Friday, November 26, 2010

30 or so Songs of Xmas # 01

It's the day after Thanksgiving, so it's time to start cranking out my collection of Christmas Music.

Back in the day, the early 80s, Christmas rock music was hard to come by. There wasn't much of it, and what there was wasn't available in stores. You would have to wait until an Xmas song you wanted came on the radio and you had to have your cassette recorder ready to tape. Jeez talk about primitive. Music collecting back then really was about the hunt. And the good thing about music collecting is that you can listen to it, rather that just have a useless possession.

By the 90s, some Xmas songs wound up on singles or on greatest hits albums. So you actually could possess the music, but playing it around the holiday was extremely laborious.

How it's the 21st century and I have 100s of Xmas songs on my hard drive. All in the same folder. No labor at all to play them.

I'll post one my favorite Xmas songs every day until New Years. Hopefully I can find each on YouTube, which would take care of any copywrong issues.

My first pick is Sting's version of I Saw Three Ships.



Sting has his share of duds as a solo artist; this sure ain't one of them. I really,really love this song, especially the percussion. The whole sound is really different.
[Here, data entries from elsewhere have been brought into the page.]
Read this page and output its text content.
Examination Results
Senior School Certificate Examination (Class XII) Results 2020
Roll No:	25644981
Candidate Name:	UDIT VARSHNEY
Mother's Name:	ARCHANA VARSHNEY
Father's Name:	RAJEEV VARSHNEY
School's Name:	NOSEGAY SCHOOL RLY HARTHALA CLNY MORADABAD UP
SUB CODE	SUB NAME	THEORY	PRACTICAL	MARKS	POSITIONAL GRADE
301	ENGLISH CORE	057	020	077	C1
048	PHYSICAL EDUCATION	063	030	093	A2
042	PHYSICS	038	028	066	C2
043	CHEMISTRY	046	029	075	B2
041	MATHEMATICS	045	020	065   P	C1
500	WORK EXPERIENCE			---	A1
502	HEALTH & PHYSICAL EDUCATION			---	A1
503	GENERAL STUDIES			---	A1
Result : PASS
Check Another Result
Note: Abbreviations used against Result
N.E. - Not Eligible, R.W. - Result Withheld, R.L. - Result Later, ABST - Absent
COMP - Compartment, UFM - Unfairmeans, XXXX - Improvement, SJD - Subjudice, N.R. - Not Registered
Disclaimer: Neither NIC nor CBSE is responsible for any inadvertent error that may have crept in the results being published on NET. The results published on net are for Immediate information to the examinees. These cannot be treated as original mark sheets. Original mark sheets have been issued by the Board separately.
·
Caribbean maybe?

I really like this song despite its seemingly stupid lyrics. There were several YouTubes of this song. I picked one with lyrics (which don't seem to match up 100%, but it's good enough for our purposes here, already created, and free).
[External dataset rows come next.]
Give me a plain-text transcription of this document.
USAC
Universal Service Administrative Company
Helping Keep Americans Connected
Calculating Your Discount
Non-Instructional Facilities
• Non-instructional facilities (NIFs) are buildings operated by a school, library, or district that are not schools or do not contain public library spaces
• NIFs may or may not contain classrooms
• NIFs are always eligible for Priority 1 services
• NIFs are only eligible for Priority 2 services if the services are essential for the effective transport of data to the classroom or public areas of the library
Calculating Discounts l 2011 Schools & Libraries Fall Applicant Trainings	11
Three ships? I guess that's a reference to the holy trinity, but that seems to be stretching it. It could be a reference to the three magi, but they didn't travel with Jesus, they traveled to him. So pretty much the title and overall theme are questionable.

And then there is the line featuring "The savior Christ and his lady". Jesus never married, so who is his lady? I guess that would have to be Mary, but when is your mother ever called "your lady"?

Think about that if you wish, but enjoy the song either way. I do.

2 comments:

Anonymous said...

"I Saw Three Ships (Come Sailing In)" is a traditional and popular Christmas carol from England. Some sources assert that this song is "an upbeat variant of Greensleeves"

So blame everything on the fact that its an english carol with lyrics that are 100+ years old.

Marty

Scoats said...

I wiki'ed that too before writing. It still doesn't explain the lyrics. The birth of Christ was over 2000 years ago, lyrics from 100+ years ago should still be relevant.